Ela foi precoce em tudo. Aos 12 anos, conheceu o diretor do primeiro filme neorrealista brasileiro, “Fome” (1931), Olympio Guilherme, com quem teve sua primeira experiência sexual. Aos 19, começou um explosivo romance com o escritor Oswald de Andrade, levando-o a terminar seu casamento com a pintora Tarsila do Amaral. Aos 20 anos, militante, incendiou o bairro do Cambuci em protesto contra o governo provisório. E, aos 21, tornou-se a primeira mulher presa no Brasil por motivos políticos, substituindo num comício comunista um amigo estivador, morto em seu braços pela polícia. Essa foi Patrícia Galvão, diva do movimento modernista brasileiro cujo centenário de nascimento é comemorado hoje com a abertura da programação “Viva Pagu”, no Centro de Estudos Pagu Unisanta, em Santos.

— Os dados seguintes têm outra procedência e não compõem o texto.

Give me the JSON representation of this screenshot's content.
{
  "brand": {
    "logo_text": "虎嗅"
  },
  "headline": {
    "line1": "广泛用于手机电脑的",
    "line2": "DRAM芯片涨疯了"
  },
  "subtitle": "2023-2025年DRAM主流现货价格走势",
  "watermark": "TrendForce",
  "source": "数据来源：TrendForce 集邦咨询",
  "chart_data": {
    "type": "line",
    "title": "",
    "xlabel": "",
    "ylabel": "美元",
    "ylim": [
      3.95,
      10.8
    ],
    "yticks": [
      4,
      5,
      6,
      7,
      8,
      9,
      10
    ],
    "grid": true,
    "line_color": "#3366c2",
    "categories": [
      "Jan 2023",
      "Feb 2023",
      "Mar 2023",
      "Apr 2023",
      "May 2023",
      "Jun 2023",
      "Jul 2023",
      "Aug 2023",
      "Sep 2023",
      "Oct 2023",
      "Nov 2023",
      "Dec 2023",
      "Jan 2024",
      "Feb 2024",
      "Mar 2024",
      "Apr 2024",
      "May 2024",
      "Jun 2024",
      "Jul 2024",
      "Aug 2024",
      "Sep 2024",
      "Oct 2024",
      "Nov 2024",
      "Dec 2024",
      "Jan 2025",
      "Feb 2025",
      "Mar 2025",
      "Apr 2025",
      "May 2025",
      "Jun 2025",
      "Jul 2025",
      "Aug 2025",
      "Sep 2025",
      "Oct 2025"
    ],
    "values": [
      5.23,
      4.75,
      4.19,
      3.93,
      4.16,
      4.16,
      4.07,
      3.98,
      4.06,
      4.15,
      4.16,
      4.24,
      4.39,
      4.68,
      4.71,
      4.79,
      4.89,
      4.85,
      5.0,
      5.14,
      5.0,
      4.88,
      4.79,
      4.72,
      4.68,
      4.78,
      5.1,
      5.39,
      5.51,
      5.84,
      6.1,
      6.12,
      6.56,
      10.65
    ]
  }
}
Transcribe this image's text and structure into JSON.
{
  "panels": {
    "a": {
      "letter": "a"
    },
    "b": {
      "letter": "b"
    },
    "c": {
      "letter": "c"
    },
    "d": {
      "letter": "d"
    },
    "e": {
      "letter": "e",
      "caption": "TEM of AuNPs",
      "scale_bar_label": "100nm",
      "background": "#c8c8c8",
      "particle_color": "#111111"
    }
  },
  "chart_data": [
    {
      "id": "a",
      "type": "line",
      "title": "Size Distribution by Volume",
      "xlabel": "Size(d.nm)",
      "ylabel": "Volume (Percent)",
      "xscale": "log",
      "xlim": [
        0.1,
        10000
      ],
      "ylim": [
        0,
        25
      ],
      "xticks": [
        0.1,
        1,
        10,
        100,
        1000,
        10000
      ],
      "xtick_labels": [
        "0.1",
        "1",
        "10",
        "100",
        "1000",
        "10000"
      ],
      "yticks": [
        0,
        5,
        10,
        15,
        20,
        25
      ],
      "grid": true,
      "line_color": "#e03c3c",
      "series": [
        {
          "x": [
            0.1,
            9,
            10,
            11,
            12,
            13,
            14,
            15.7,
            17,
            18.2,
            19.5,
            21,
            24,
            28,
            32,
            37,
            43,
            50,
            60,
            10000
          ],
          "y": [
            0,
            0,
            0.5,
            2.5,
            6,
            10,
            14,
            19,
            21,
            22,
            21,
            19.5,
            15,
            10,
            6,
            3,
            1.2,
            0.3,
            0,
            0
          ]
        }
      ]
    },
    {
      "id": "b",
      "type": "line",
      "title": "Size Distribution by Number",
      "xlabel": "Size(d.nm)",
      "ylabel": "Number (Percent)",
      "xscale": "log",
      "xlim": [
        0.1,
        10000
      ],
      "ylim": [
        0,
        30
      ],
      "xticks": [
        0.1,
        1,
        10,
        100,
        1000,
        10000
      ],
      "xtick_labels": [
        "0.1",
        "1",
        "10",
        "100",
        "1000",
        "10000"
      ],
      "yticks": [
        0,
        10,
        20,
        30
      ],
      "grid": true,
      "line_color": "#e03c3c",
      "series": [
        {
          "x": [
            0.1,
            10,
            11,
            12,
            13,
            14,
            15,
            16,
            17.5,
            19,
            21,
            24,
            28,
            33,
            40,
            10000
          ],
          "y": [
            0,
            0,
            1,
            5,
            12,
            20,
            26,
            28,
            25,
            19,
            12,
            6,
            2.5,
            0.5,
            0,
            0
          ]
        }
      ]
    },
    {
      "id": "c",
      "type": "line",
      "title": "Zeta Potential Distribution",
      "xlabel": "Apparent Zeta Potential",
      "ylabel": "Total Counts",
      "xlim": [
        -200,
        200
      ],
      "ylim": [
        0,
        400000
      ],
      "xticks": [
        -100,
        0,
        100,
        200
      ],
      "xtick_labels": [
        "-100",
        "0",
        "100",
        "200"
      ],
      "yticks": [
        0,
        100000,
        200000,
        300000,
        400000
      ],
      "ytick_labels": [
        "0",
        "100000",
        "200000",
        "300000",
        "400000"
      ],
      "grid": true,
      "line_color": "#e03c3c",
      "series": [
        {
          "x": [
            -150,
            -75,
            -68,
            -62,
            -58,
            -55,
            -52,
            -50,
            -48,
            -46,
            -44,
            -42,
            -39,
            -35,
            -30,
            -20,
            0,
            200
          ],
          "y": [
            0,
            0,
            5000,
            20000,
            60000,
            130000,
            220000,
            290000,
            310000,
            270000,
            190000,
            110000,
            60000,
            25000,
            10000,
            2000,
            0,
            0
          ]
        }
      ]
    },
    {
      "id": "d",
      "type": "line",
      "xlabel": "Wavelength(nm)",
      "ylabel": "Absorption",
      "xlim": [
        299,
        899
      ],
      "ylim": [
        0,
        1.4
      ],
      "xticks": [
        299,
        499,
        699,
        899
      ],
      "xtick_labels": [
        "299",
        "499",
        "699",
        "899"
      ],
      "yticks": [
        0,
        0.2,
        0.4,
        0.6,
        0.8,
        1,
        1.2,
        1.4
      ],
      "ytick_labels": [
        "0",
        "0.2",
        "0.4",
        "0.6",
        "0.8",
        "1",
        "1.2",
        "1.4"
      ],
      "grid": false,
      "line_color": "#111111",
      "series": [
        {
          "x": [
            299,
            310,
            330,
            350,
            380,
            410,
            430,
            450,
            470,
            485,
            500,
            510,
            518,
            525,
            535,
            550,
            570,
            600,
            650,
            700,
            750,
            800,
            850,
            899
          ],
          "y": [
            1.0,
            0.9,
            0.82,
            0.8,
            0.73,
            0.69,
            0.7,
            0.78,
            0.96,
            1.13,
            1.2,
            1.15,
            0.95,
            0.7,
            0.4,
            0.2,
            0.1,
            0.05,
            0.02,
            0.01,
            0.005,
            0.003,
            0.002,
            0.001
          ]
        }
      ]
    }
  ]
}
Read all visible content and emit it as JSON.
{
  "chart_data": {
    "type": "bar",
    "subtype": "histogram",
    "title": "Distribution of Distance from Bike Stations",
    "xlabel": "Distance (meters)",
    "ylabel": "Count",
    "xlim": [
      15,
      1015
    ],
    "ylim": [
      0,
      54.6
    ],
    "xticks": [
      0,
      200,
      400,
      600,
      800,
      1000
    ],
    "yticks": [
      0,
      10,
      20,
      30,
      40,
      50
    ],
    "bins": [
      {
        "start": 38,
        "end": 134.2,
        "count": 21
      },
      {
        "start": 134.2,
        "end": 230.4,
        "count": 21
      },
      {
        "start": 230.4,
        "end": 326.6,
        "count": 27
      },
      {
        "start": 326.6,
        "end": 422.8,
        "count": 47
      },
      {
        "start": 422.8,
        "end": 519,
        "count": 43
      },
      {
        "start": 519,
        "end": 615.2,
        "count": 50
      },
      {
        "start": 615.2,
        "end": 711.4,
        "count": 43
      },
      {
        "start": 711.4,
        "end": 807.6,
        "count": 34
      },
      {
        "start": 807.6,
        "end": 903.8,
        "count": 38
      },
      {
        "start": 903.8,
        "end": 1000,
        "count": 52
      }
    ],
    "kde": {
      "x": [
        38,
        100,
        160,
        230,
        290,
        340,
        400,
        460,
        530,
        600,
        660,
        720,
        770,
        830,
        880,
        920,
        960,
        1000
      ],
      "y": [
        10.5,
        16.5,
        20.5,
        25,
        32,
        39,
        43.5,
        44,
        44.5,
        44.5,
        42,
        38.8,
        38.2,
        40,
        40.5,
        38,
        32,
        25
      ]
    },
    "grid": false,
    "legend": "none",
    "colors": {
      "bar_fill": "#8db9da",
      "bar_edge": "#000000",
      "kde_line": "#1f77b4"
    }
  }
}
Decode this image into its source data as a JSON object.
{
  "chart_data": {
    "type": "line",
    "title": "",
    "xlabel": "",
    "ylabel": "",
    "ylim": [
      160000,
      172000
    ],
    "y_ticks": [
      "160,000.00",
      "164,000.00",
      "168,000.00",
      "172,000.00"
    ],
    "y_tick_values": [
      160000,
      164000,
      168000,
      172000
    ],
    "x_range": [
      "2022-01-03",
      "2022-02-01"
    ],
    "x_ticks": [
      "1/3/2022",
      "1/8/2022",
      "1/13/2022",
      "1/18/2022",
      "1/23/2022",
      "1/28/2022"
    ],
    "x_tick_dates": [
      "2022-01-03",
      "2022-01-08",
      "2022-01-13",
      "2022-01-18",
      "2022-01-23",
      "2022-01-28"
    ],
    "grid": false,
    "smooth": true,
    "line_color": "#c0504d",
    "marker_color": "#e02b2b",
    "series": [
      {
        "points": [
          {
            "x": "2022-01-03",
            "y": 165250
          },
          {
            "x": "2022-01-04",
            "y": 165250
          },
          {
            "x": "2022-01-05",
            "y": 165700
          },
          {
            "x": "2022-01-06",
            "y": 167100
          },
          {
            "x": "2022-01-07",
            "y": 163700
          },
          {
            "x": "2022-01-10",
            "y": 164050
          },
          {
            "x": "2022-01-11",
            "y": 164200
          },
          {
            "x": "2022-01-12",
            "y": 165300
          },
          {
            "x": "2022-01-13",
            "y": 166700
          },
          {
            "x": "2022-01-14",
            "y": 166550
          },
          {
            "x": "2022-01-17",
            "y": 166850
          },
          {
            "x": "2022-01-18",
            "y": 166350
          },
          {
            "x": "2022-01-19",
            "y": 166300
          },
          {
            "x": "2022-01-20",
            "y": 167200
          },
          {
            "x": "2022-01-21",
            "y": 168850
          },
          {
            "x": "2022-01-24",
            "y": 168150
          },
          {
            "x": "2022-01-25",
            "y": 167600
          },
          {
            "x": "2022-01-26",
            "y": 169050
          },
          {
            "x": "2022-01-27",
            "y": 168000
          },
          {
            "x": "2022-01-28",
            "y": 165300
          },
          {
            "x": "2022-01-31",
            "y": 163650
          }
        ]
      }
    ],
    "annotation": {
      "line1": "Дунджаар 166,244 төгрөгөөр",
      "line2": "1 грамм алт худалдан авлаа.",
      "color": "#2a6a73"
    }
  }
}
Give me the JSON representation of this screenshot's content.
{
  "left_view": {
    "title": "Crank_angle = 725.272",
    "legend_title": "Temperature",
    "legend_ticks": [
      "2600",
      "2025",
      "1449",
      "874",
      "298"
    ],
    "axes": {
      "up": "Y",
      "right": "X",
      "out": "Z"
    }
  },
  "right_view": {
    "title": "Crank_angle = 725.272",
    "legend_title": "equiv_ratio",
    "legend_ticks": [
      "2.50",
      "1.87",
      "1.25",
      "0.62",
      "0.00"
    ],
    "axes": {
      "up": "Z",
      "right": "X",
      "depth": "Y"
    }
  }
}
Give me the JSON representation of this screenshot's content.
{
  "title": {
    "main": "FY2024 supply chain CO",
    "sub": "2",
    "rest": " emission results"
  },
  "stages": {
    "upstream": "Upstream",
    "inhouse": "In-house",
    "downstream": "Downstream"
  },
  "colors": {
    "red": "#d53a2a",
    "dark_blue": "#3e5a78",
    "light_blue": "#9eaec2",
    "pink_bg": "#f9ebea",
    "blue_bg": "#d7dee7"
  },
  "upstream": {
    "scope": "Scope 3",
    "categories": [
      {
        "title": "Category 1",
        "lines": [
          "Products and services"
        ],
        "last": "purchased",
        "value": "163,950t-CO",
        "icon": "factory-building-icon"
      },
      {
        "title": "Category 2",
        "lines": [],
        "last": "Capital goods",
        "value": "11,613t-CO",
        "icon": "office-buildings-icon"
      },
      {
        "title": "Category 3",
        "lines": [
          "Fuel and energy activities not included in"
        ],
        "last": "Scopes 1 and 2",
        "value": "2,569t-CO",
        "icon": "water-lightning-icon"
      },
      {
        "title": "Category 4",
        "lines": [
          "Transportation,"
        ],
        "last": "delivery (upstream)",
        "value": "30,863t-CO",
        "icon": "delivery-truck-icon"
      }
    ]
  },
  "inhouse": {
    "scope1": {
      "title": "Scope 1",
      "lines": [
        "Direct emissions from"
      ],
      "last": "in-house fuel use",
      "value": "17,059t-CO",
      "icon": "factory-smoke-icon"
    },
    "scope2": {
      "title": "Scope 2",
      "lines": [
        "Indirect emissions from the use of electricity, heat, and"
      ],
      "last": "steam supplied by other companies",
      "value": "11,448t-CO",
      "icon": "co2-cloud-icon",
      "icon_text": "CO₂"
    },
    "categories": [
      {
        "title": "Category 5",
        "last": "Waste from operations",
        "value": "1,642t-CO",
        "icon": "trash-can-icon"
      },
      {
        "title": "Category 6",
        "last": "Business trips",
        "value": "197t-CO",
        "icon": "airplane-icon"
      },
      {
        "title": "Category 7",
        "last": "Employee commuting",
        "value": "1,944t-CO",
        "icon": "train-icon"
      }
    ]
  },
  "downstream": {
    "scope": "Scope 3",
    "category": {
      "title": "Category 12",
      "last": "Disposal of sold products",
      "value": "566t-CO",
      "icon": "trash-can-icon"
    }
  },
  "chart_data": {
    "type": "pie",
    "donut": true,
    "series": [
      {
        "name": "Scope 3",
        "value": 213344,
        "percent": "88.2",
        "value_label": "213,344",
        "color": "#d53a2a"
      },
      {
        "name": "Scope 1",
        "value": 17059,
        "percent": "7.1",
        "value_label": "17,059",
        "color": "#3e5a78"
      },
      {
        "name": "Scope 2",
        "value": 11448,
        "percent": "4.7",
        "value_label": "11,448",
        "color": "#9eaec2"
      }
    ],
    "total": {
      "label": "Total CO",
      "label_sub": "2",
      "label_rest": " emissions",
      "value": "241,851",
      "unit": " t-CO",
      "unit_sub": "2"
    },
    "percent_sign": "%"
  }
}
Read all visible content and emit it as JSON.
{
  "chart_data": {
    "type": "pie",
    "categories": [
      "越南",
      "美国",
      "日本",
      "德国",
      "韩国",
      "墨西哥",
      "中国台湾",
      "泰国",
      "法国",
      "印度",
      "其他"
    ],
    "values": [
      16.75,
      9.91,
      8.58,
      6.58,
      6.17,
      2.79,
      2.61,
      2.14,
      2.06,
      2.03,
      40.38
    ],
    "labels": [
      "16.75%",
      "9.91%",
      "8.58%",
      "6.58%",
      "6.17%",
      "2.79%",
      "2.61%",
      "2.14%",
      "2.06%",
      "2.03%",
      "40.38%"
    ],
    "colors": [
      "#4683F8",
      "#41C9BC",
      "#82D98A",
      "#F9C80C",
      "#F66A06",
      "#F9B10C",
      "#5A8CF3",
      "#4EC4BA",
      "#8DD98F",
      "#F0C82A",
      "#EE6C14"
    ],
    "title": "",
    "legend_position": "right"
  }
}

A programação do centenário envolve várias cidades, entre elas Santos, Paraty (na Flip) e São Paulo (amanhã serão apresentadas cartas inéditas suas na Casa das Rosas). No dia 1º de julho, no mesmo local, será lançado o livro “Viva Pagu – Fotobiografia de Patrícia Galvão”, de Lúcia Maria Teixeira Furlani e Geraldo Galvão Ferraz, seguido de uma exposição com imagens raras da também pioneira escritora militante: é dela o primeiro romance proletário publicado no Brasil, Parque Industrial (1931).

A fotobiografia, com documentos inéditos, será seguida (no fim do ano) por uma coleção de quatro livros que reúne toda a produção jornalística de Pagu. Associada à figura da extravagante garota que conquistou o inventor do modernismo e depois virou militante comunista, Pagu, parente de Frei Galvão, o primeiro santo brasileiro, foi amiga de intelectuais como Borges e Breton. Ela morreu em 1962 e traduziu autores importantes (Ionesco, Arrabal), formando dramaturgos como Plínio Marcos. Pagu também criou para o teatro. Foram peças curtas em um ato, como “Fuga e Variações”, escrita em 1954. As informações são do jornal O Estado de S. Paulo.